Industrial control systems have enabled modern factories to become partially or completely automated in many circumstances. These systems generally include a plurality of Input and Output (I/O) modules that interface at a device level to switches, contactors, relays and solenoids along with analog control to provide more complex functions such as Proportional, Integral and Derivative (PID) control. Communications have also been integrated within the systems, whereby many industrial controllers can communicate via network technologies such as Ethernet, Control Net, Device Net or other network protocols and also communicate to higher level computing systems. Generally, industrial controllers utilize the aforementioned technologies along with other technology to control, cooperate and communicate across multiple and diverse applications.
At the core of the industrial control system is a logic processor such as a Programmable Logic Controller (PLC). PLCs are programmed by systems designers to operate manufacturing processes via user-designed logic programs or user programs. User programs are stored in memory and generally executed by a PLC in a sequential manner, although instruction jumping, looping, and interrupt routines, for example, are also common. Associated with user programs are a plurality of memory elements or variables that provide dynamics to PLC operations and programs. Such variables can be user-defined and can be defined as bits, bytes, words, integers, floating point numbers, timers, counters and/or other data types to name but a few examples.
Industrial controllers and associated control systems have increasingly become more sophisticated and complicated as control applications have been distributed across the plant floor and, in many cases, across geographical or physical boundaries.

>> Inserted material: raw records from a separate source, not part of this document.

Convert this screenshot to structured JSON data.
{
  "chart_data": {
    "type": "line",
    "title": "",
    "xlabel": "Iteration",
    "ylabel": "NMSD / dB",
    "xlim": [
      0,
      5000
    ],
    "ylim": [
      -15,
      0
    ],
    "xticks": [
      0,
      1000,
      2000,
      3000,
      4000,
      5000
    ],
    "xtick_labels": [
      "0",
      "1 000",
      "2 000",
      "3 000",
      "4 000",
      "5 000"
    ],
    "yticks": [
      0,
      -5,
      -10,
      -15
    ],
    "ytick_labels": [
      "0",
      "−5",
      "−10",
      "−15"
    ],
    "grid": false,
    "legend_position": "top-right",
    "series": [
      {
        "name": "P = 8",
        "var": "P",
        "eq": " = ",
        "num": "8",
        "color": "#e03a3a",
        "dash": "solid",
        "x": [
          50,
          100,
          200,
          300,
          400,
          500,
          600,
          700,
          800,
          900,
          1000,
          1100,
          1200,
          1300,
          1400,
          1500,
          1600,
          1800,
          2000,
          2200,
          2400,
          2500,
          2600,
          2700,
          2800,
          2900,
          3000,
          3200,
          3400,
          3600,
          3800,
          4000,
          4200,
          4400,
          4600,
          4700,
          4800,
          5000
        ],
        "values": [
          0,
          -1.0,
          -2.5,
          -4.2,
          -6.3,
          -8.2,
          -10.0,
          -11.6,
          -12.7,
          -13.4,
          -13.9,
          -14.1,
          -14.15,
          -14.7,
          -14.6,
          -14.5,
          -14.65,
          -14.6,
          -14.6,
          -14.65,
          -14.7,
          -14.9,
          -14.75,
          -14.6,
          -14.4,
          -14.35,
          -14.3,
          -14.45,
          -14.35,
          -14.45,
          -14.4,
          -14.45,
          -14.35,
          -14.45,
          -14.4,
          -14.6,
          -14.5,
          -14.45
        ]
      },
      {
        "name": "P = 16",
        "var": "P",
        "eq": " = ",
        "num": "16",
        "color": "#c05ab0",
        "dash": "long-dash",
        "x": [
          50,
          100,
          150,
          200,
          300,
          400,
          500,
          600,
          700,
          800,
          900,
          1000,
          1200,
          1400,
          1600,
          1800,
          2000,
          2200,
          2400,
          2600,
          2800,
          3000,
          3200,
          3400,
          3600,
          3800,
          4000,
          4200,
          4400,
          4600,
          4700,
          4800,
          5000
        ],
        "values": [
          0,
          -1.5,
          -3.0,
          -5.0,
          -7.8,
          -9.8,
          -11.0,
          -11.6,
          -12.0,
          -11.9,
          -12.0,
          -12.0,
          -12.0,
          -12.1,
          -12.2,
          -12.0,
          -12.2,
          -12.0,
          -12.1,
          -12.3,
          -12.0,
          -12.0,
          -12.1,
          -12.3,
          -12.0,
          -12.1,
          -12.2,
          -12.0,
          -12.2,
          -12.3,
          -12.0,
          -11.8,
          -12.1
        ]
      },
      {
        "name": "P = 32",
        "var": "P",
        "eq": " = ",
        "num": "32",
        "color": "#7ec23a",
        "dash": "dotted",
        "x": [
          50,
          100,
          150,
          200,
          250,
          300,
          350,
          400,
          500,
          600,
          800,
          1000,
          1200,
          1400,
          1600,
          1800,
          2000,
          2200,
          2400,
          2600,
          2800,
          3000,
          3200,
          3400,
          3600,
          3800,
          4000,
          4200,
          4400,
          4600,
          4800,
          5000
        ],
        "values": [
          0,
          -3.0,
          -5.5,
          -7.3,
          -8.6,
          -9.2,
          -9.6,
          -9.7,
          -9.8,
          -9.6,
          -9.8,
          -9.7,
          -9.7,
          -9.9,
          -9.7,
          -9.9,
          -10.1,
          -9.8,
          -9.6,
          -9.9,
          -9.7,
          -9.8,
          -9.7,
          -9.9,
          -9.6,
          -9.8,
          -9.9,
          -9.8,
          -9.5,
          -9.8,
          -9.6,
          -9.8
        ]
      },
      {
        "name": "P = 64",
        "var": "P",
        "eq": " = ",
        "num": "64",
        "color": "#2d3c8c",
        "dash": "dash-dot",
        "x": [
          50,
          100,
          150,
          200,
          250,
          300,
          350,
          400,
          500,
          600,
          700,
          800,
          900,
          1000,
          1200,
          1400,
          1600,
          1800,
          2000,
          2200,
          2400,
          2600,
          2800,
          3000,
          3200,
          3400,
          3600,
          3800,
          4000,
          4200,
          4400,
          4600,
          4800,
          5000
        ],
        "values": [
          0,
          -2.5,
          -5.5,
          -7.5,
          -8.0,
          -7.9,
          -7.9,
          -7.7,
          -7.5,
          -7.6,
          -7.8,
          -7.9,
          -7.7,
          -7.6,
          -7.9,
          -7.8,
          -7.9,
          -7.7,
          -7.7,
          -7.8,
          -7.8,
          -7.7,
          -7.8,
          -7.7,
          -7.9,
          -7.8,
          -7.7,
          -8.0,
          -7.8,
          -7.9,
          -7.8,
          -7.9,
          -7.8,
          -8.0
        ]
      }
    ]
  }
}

As an example, multiple controllers and/or other devices can communicate and cooperate to control one or more aspects of an overall manufacturing process via a network, whereas other devices can be remotely located yet still contribute to the same process. In other words, control applications have become less centrally located on a singular control system having associated responsibilities for an entire operation. Thus, distribution of an overall control function and/or process frequently occurs across many control components, systems or devices.
Human governance of control processes and/or functions is often difficult to orchestrate. In order for systems to be accurately monitored, system interfaces can be created and maintained. Hardware interfaces are merely linkages consisting of wires, plugs, sockets, etc. Through these interfaces, hardware devices communicate with one another. Software interfaces are composed of languages and/or codes used by systems for application-to-application communication and for communication between an application and a given hardware device. All such interfaces permit real-time communication between respective participants without any appreciable latent period. However, user interfaces, which permit communication between a user and an operating system, are often inefficient due to processing required to permit human interpretation and response. A user interface can be, for example, a mouse, a keyboard, a stylus, a monitor, a screen menu, an audio signal, or any other suitable input or output device.
One such user interface is a Human Machine Interface (HMI). Current HMIs are typically limited in resolution capabilities when compared to the relatively high resolution of data made available to a HMI via, for example, a PLC. For instance, a PLC scans incoming data, outputs information associated with such data at high resolution, and pushes it to a HMI, such as a graphical display. The HMI thereafter attempts to display the high-resolution data. While data is processed, a latent period occurs, during which further information sent by a PLC to a HMI might be ignored. Until and unless HMI data capture rates begin to approach those of the PLC, there is an unmet need in the art for systems and methods that mitigate the wide discrepancy there between.